What work we could do, we did. There are limits that bear mentioning. The technology, though it is quite impressive, was never intended to bear up under these peculiar circumstances and it comes with implications for our privacy. The market economy, though highly responsive to demand, has not been able to keep pace with the needs for plexiglass, face masks, hand sanitizer stations, thermometers, laptops, IT equipment, and much else. In exigent circumstances, we have discovered that it is one thing to order goods, and another for those goods to be delivered.
My point in mentioning these challenges and woes is partly to beg your indulgence. Patience and flexibility will be required from all participants. I also mention these difficulties in order to offer some reassurance that the journey we are about to embark on will be of a limited duration. This is not Ridgeview as we would like it to be; it is Ridgeview, provisionally, as it must be.

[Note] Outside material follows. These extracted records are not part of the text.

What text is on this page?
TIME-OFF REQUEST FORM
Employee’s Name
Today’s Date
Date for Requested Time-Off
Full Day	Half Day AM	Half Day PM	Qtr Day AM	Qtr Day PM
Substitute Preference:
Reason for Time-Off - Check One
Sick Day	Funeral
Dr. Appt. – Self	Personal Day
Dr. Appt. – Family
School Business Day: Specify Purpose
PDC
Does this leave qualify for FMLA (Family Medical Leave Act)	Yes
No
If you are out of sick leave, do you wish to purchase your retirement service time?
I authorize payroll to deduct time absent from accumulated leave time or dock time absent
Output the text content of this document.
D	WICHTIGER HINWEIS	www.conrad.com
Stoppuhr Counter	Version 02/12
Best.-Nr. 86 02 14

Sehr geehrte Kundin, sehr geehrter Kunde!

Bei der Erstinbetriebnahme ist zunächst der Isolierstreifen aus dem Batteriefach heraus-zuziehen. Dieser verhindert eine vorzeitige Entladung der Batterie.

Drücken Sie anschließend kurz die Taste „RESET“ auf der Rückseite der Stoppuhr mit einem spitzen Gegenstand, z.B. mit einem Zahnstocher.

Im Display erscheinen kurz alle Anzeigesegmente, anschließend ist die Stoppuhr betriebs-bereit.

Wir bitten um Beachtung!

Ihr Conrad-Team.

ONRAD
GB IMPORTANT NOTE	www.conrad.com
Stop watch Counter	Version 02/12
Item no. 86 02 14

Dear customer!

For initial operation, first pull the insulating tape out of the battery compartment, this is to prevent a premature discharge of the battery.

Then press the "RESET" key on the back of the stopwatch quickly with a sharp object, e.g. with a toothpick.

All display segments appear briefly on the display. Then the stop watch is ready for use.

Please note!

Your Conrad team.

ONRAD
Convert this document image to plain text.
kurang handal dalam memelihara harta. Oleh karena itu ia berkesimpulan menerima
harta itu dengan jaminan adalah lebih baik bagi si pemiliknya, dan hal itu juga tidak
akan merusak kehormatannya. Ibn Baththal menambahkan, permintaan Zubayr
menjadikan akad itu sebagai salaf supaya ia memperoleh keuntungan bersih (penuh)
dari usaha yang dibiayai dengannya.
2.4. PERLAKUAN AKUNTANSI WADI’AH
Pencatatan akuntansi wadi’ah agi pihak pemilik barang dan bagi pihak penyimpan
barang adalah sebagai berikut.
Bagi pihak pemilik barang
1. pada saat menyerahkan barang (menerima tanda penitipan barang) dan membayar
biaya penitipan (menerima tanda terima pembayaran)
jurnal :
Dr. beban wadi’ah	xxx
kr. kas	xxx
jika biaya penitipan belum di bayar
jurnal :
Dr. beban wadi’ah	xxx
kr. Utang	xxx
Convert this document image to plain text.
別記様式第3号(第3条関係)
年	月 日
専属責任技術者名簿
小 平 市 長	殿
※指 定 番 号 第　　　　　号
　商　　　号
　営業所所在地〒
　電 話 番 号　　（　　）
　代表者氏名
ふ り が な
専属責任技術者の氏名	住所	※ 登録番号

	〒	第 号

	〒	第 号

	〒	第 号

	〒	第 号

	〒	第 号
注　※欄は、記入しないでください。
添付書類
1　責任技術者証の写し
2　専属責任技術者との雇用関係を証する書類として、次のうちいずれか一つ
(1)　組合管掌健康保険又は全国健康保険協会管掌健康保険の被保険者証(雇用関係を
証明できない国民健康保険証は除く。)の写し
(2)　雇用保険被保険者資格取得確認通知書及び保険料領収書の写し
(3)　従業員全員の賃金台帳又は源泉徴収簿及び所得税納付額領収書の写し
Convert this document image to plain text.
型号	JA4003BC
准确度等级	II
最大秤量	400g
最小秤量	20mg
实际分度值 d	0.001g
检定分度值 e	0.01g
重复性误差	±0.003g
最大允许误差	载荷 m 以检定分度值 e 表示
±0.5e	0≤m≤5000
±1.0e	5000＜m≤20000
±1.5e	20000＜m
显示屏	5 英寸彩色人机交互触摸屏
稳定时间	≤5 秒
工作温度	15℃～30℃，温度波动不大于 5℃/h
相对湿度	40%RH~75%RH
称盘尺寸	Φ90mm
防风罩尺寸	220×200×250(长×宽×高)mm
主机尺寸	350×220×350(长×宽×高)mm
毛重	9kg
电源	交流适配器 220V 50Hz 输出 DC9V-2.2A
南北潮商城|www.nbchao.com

Alongside our preparations to keep our students and staff safe throughout the present, much thought and preparation have been given to the future. Amidst unprecedented times, we have undertaken unprecedented efforts to improve our facilities, our curriculum, the ways in which we communicate with our families, and to intentionally develop our community. The strangeness of this situation will not prevail indefinitely, and when this chapter comes to a close, we want for the next to be as good or better than all of those many chapters that preceded it.
Ridgeview is, at its heart, a rather old-fashioned place that emphasizes the traditional. It is not a place of dead languages, but of eternal ones. Its curriculum has passed through the sieve of time and aims to pass on “the best which has been thought and said.” It makes use, wherever it can, of primary sources that speak to us across the span of hundreds and thousands of years rather than textbooks published yesterday and replete with educratic jargon. Our studies aim at the discovery and careful elucidation of truth rather than the persuasiveness championed by sophistry. We do not regard academic success as paramount, but rather the development of virtuous character. Ridgeview’s is a pedagogy based upon human connection, intimacy, conversation, deliberation, self-reflection, humility, and civility.
It is not our objective to be at odds with the world, but it frequently happens that we are. We do not intend to cause suffering, though we know we learn by it. This year is a hard return under unseasonable and unpropitious conditions, but we will emerge from it not the people or the school that we were, but stronger, more resilient, and wiser for the experience. We have and will continue to endeavor to give all of our families good reason for being here, even if the circumstances in which we all work, are not as we would prefer them to be.
As focused as we are on safety, I hope Ridgeview will foster a welcoming environment for its students in these first days. I hope the anxiety and weariness are minimized, and the giddiness is maximized. I hope you will see the fruits of our labors, and together we will make the best of a difficult situation.